The AI Gold Rush has been a repeating story of exciting startups, wildly successful valuations and investment funding. That disparate tech stack and incompatibility starts to show it’s weakness when it comes up against something like the ecosystem that Google offers. In the same way that Apple users tend to stick with the brand once they’re bought in - the convenience, compatibility and the “it just works” approach has real tangible benefits in a fast-paced professional environment.

It really highlights how important it can be to look at the wider scope of a company rather than just its tools in isolation - for example, ChatGPT might be capable of doing everything that Gemini can achieve given the same information, but when Gemini can be integrated into tools like Google Docs, BigQuery, Sheets and more - that native experience makes it far easier to use on a day-to-day basis.

A key prediction for next year is that this “platform effect” will force competitors like OpenAI and Anthropic to strike more and better integration deals with existing tools.

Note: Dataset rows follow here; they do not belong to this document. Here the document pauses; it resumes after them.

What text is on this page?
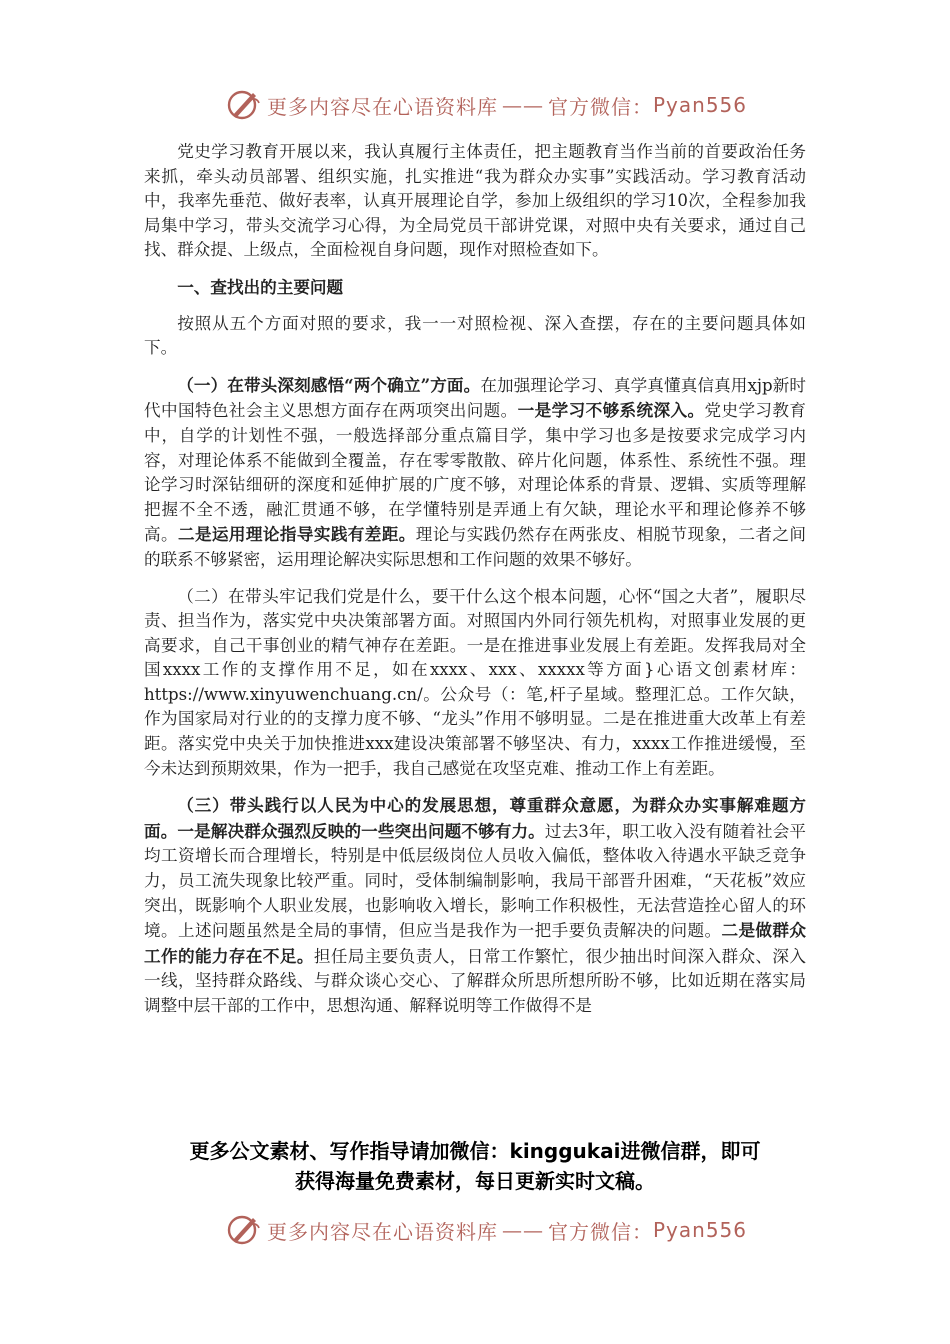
更多内容尽在心语资料库 —— 官方微信： Pyan556

党史学习教育开展以来，我认真履行主体责任，把主题教育当作当前的首要政治任务来抓，牵头动员部署、组织实施，扎实推进“我为群众办实事”实践活动。学习教育活动中，我率先垂范、做好表率，认真开展理论自学，参加上级组织的学习10次，全程参加我局集中学习，带头交流学习心得，为全局党员干部讲党课，对照中央有关要求，通过自己找、群众提、上级点，全面检视自身问题，现作对照检查如下。

一、查找出的主要问题

按照从五个方面对照的要求，我一一对照检视、深入查摆，存在的主要问题具体如下。

（一）在带头深刻感悟“两个确立”方面。在加强理论学习、真学真懂真信真用xjp新时代中国特色社会主义思想方面存在两项突出问题。一是学习不够系统深入。党史学习教育中，自学的计划性不强，一般选择部分重点篇目学，集中学习也多是按要求完成学习内容，对理论体系不能做到全覆盖，存在零零散散、碎片化问题，体系性、系统性不强。理论学习时深钻细研的深度和延伸扩展的广度不够，对理论体系的背景、逻辑、实质等理解把握不全不透，融汇贯通不够，在学懂特别是弄通上有欠缺，理论水平和理论修养不够高。二是运用理论指导实践有差距。理论与实践仍然存在两张皮、相脱节现象，二者之间的联系不够紧密，运用理论解决实际思想和工作问题的效果不够好。

（二）在带头牢记我们党是什么，要干什么这个根本问题，心怀“国之大者”，履职尽责、担当作为，落实党中央决策部署方面。对照国内外同行领先机构，对照事业发展的更高要求，自己干事创业的精气神存在差距。一是在推进事业发展上有差距。发挥我局对全国xxxx工作的支撑作用不足，如在xxxx、xxx、xxxxx等方面}心语文创素材库：https://www.xinyuwenchuang.cn/。公众号（：笔,杆子星域。整理汇总。工作欠缺，作为国家局对行业的的支撑力度不够、“龙头”作用不够明显。二是在推进重大改革上有差距。落实党中央关于加快推进xxx建设决策部署不够坚决、有力，xxxx工作推进缓慢，至今未达到预期效果，作为一把手，我自己感觉在攻坚克难、推动工作上有差距。

（三）带头践行以人民为中心的发展思想，尊重群众意愿，为群众办实事解难题方面。一是解决群众强烈反映的一些突出问题不够有力。过去3年，职工收入没有随着社会平均工资增长而合理增长，特别是中低层级岗位人员收入偏低，整体收入待遇水平缺乏竞争力，员工流失现象比较严重。同时，受体制编制影响，我局干部晋升困难，“天花板”效应突出，既影响个人职业发展，也影响收入增长，影响工作积极性，无法营造拴心留人的环境。上述问题虽然是全局的事情，但应当是我作为一把手要负责解决的问题。二是做群众工作的能力存在不足。担任局主要负责人，日常工作繁忙，很少抽出时间深入群众、深入一线，坚持群众路线、与群众谈心交心、了解群众所思所想所盼不够，比如近期在落实局调整中层干部的工作中，思想沟通、解释说明等工作做得不是

更多公文素材、写作指导请加微信：kinggukai进微信群，即可
获得海量免费素材，每日更新实时文稿。
更多内容尽在心语资料库 —— 官方微信： Pyan556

Their challenge will be finding companies big enough to offer the market saturation they need - that don’t already have their own AI tools in development or deployment.

The Hype Hangover will Hit

As we’ve mentioned, the story of AI in recent years has been one of unprecedented hype. Whether or not you believe there is an AI bubble, it’s not controversial to state just how enormous the pressure and mouth-frothing interest in deploying AI has been.

In 2026, it’s likely we’ll see a bit of a correction. Many companies have tried to use generative AI to plaster over bad processes, to fake practical tools and to offer things that in practice are far less glossy. The key to successful tech deployment in any industry comes down to making sure it is effective and robust, both of which are incredibly difficult to manage with a technology that is at its core, so random and unpredictable.

The competitive edge is likely to shift to those businesses, platforms and processes that can offer the kind of repeatable, reliable results that most industries tend to prefer. That means that investment in the ‘icing on the cake’ that generative AI offers isn’t going to be as successful, and it may actually fall to more traditional data and automation to fill the gap.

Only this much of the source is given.